Arrive Logistics is one of the fastest-growing freight brokerages in the nation, according to a news release. The company works with a network of shippers and carriers to offer custom shipping solutions to its customers.
The $300 million investment comes from ATL, British Columbia Investment Management Corporation, Temasek and the Baupost Group through primary and secondary equity.
“Over the last seven years, we have focused on building a top-tier workforce, strong relationships with our partners and best-in-class technology,” Matt Pyatt, CEO and co-founder of Arrive Logistics, said in a statement. “Today we are focused on innovation that empowers our partners, building digital solutions to provide a seamless experience designed for efficiency and asset-like services.”
The fresh investment, Pyatt told Built In via email, is allowing the company to specifically expand its offerings beyond full-truckload services, which currently account for 95 percent of its services.
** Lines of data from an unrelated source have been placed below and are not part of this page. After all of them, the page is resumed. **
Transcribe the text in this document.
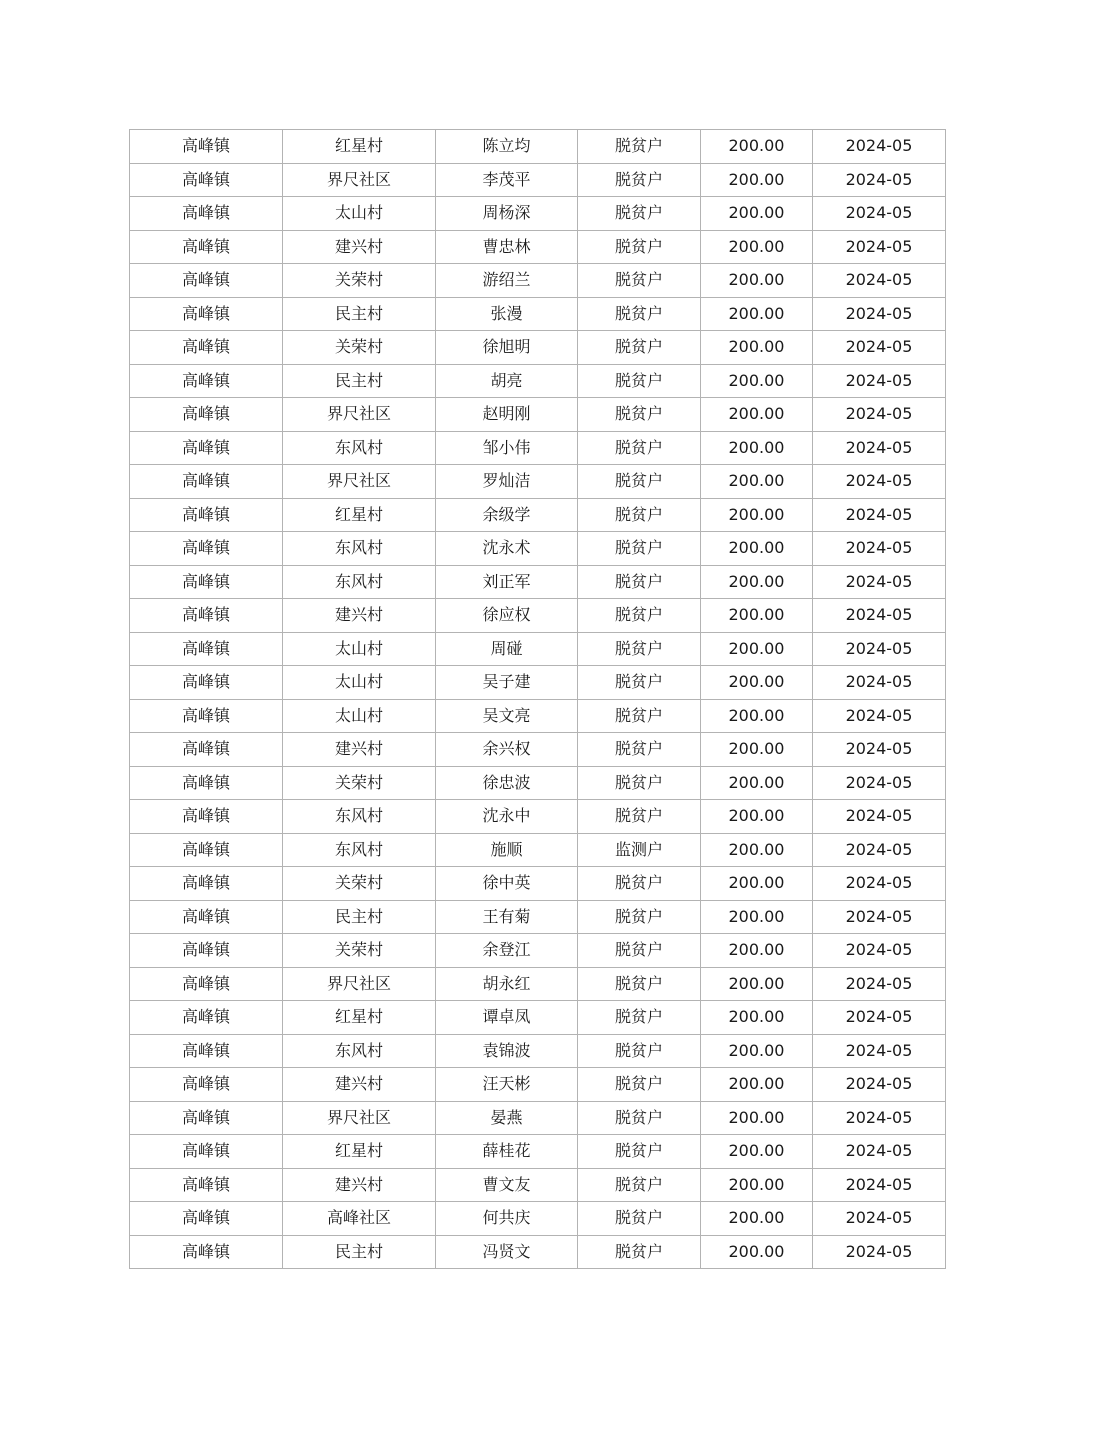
高峰镇	红星村	陈立均	脱贫户	200.00	2024-05
高峰镇	界尺社区	李茂平	脱贫户	200.00	2024-05
高峰镇	太山村	周杨深	脱贫户	200.00	2024-05
高峰镇	建兴村	曹忠林	脱贫户	200.00	2024-05
高峰镇	关荣村	游绍兰	脱贫户	200.00	2024-05
高峰镇	民主村	张漫	脱贫户	200.00	2024-05
高峰镇	关荣村	徐旭明	脱贫户	200.00	2024-05
高峰镇	民主村	胡亮	脱贫户	200.00	2024-05
高峰镇	界尺社区	赵明刚	脱贫户	200.00	2024-05
高峰镇	东风村	邹小伟	脱贫户	200.00	2024-05
高峰镇	界尺社区	罗灿洁	脱贫户	200.00	2024-05
高峰镇	红星村	余级学	脱贫户	200.00	2024-05
高峰镇	东风村	沈永术	脱贫户	200.00	2024-05
高峰镇	东风村	刘正军	脱贫户	200.00	2024-05
高峰镇	建兴村	徐应权	脱贫户	200.00	2024-05
高峰镇	太山村	周碰	脱贫户	200.00	2024-05
高峰镇	太山村	吴子建	脱贫户	200.00	2024-05
高峰镇	太山村	吴文亮	脱贫户	200.00	2024-05
高峰镇	建兴村	余兴权	脱贫户	200.00	2024-05
高峰镇	关荣村	徐忠波	脱贫户	200.00	2024-05
高峰镇	东风村	沈永中	脱贫户	200.00	2024-05
高峰镇	东风村	施顺	监测户	200.00	2024-05
高峰镇	关荣村	徐中英	脱贫户	200.00	2024-05
高峰镇	民主村	王有菊	脱贫户	200.00	2024-05
高峰镇	关荣村	余登江	脱贫户	200.00	2024-05
高峰镇	界尺社区	胡永红	脱贫户	200.00	2024-05
高峰镇	红星村	谭卓凤	脱贫户	200.00	2024-05
高峰镇	东风村	袁锦波	脱贫户	200.00	2024-05
高峰镇	建兴村	汪天彬	脱贫户	200.00	2024-05
高峰镇	界尺社区	晏燕	脱贫户	200.00	2024-05
高峰镇	红星村	薛桂花	脱贫户	200.00	2024-05
高峰镇	建兴村	曹文友	脱贫户	200.00	2024-05
高峰镇	高峰社区	何共庆	脱贫户	200.00	2024-05
高峰镇	民主村	冯贤文	脱贫户	200.00	2024-05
“With this funding, we will expand the other 5 percent, which is dedicated to less-than-truckload (LTL) and intermodal,” Pyatt said. “We will invest more into those offerings and consider expanding into other services such as cross-border, expedited and international to offer our 6,000 customers more comprehensive solutions to their supply chain needs.”
Founded in 2014, Arrive Logistics has grown from an initial headcount of 10 employees to more than 1,000 today, with plans for that headcount to balloon even further. Pyatt said the company plans to hire 1,000 people per year for the next three years across all departments. The company, headquartered in Austin with a significant presence in Chicago, is currently hiring for about 40 positions with openings ranging from data and analytics to engineers and recruiters.
Because this latest funding comes in the form of equity, Arrive Logistics has only raised $50 million in capital to date, including a $25 million round in 2019 and $10 million round in 2018. The company has increased its revenue from $530 million in 2019 to $810 million last year and is on track to exceed $1.2 billion in revenue this year.